Virologist Martine Peeters, research director at IRD (French Institute for Research and Development) in Montpellier, publishes this Wednesday, September 15 with microbiologist Alpha Keita (University of Montpellier) in the prestigious British scientific journal Nature a fundamental discovery which changes the outlook on this deadly virus that has raged in West Africa since 2013. And beyond, raises questions about the behavior of other viruses. “It’s a new paradigm on epidemics,” says Nature.
In an article published this Wednesday, September 15 in Nature, you show that the Ebola virus which ravaged West Africa from 2013 to 2016, can wake up after five years. It’s a surprise ?
Yes, it’s a surprise that it stays “dormant” for so long. It was previously known that the virus could be found in semen, urine or breast milk in a person for up to eighteen months after recovery, and that person could then transmit the virus. But it depends on the individual: in half of the cohort we studied, only half of the people were positive six months after recovering.

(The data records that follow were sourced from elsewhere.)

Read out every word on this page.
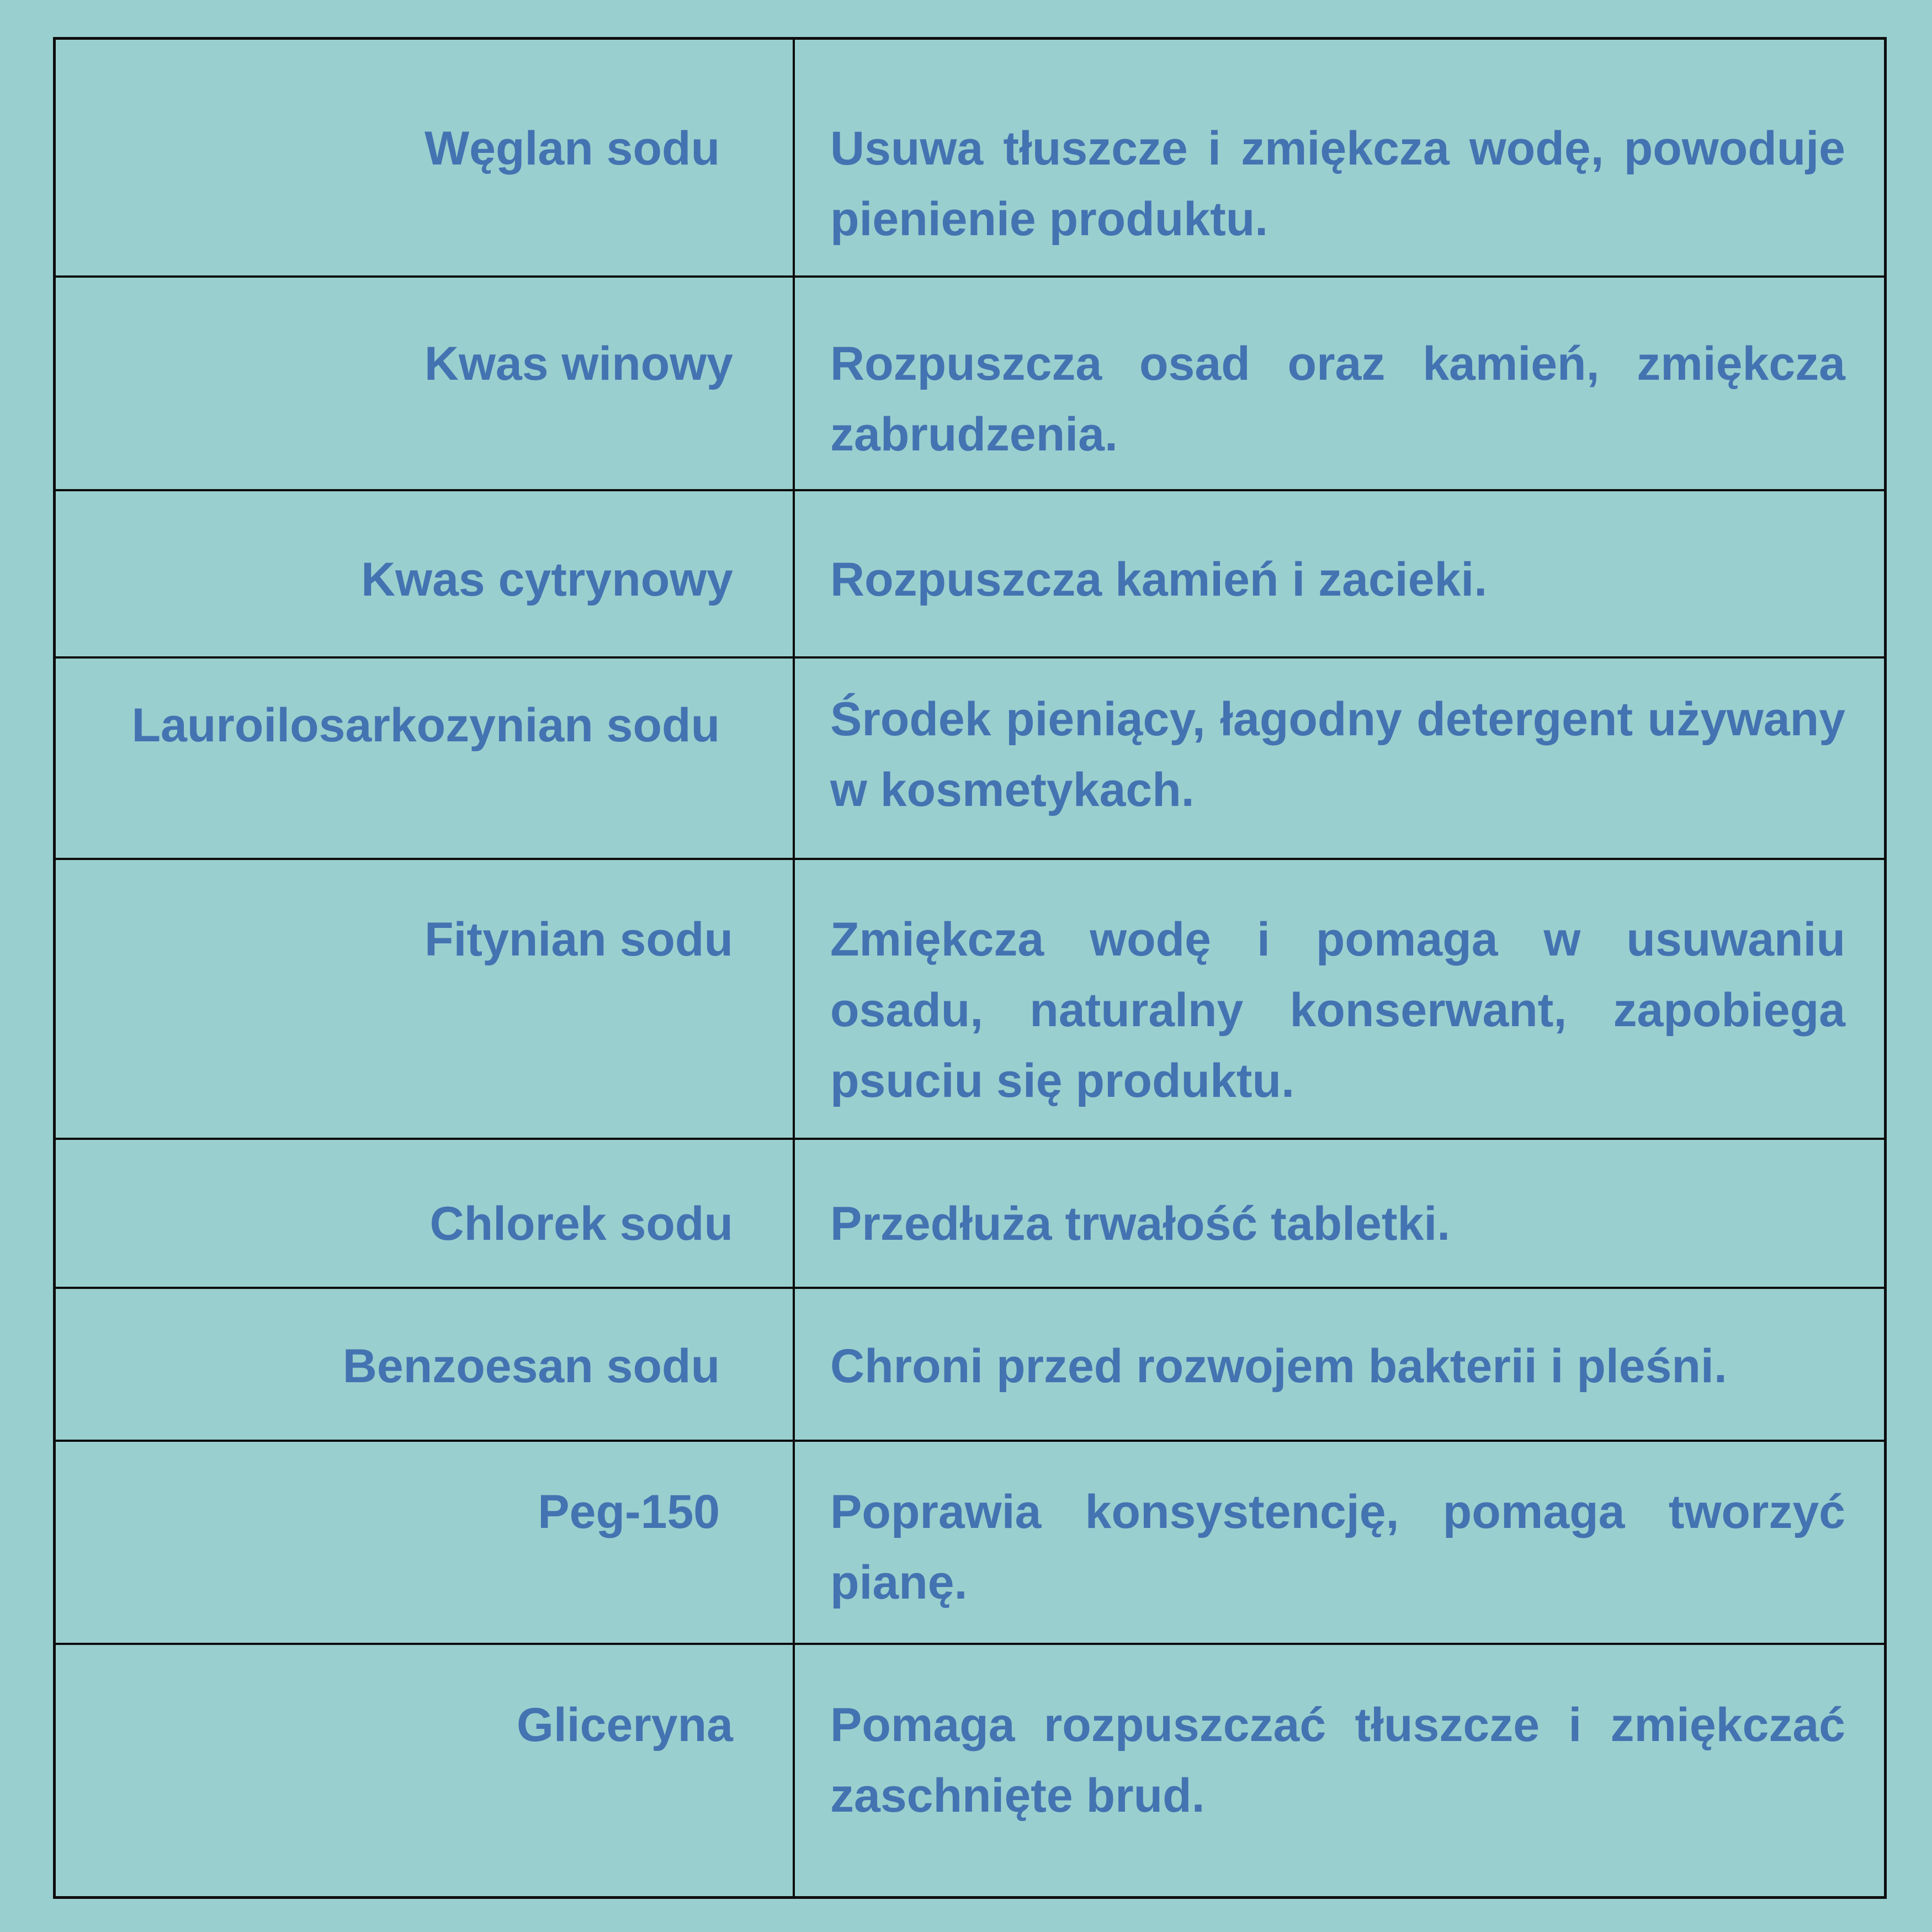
Węglan sodu	Usuwa tłuszcze i zmiękcza wodę, powoduje pienienie produktu.
Kwas winowy	Rozpuszcza osad oraz kamień, zmiękcza zabrudzenia.
Kwas cytrynowy	Rozpuszcza kamień i zacieki.
Lauroilosarkozynian sodu	Środek pieniący, łagodny detergent używany w kosmetykach.
Fitynian sodu	Zmiękcza wodę i pomaga w usuwaniu osadu, naturalny konserwant, zapobiega psuciu się produktu.
Chlorek sodu	Przedłuża trwałość tabletki.
Benzoesan sodu	Chroni przed rozwojem bakterii i pleśni.
Peg-150	Poprawia konsystencję, pomaga tworzyć pianę.
Gliceryna	Pomaga rozpuszczać tłuszcze i zmiękczać zaschnięte brud.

How did you and your team come to this news?
We sought the origin of the viral strain of a resurgence of the epidemic, in Guinea, in February 2021, very close to the epicenter of the epidemic which had ravaged the country from 2013 to 2016. The analysis of the virus genome in the first cases of the new chain of transmission shows that it is the same strain. These first cases were contact cases of a nurse who died during the first wave, without it being known that she had been infected with Ebola. It was an asymptomatic case. But about twenty cases had been listed in his village.
It only takes one case for an epidemic to start again?
Lessons to be learned for the Covid?
Can your findings be of interest for other viruses, we are obviously thinking of Covid today?
Maybe it is not limited to Ebola, we cannot exclude that there is not the same phenomenon for the Covid, but we do not know what will happen, especially with long Covid.
Where is the Ebola epidemic today?
For the moment, there is no more epidemic. There are small resurgences, with the phenomenon described in Guinea this year, but also in the Democratic Republic of the Congo where we saw exactly the same virus reappear one year after the extinction of the epidemic.
How do we prevent an epidemic from starting again?
By setting up very rapid diagnostic tools, with trained personnel, treatments, vaccines. On this year’s episode, Guinea was very responsive, in three days. And the mortality associated with the virus, which was 90%, has increased to 60%, sometimes 50%.
Under these conditions, do you understand the current debates in France, on vaccination, protective measures such as the health pass?
I understand that we are asking questions, but there are limits. I think it’s better to get vaccinated.
Very deadly epidemics
Since 1970, at least thirty waves of Ebola epidemics have been identified in Africa, recalls Nature. The most severe affected Guinea, Sierra Leone and Liberia between December 2013 and June 2016. Nearly 29,000 cases were then recorded, with more than 11,300 deaths, including 2,500 in Guinea. The episode which struck Guinea in 2021 was less serious, with “an immediate response from the State” which made it possible “to quickly control the health situation”. Declared in February, it ended on June 19. In the meantime, 23 cases have been identified and 12 people have died.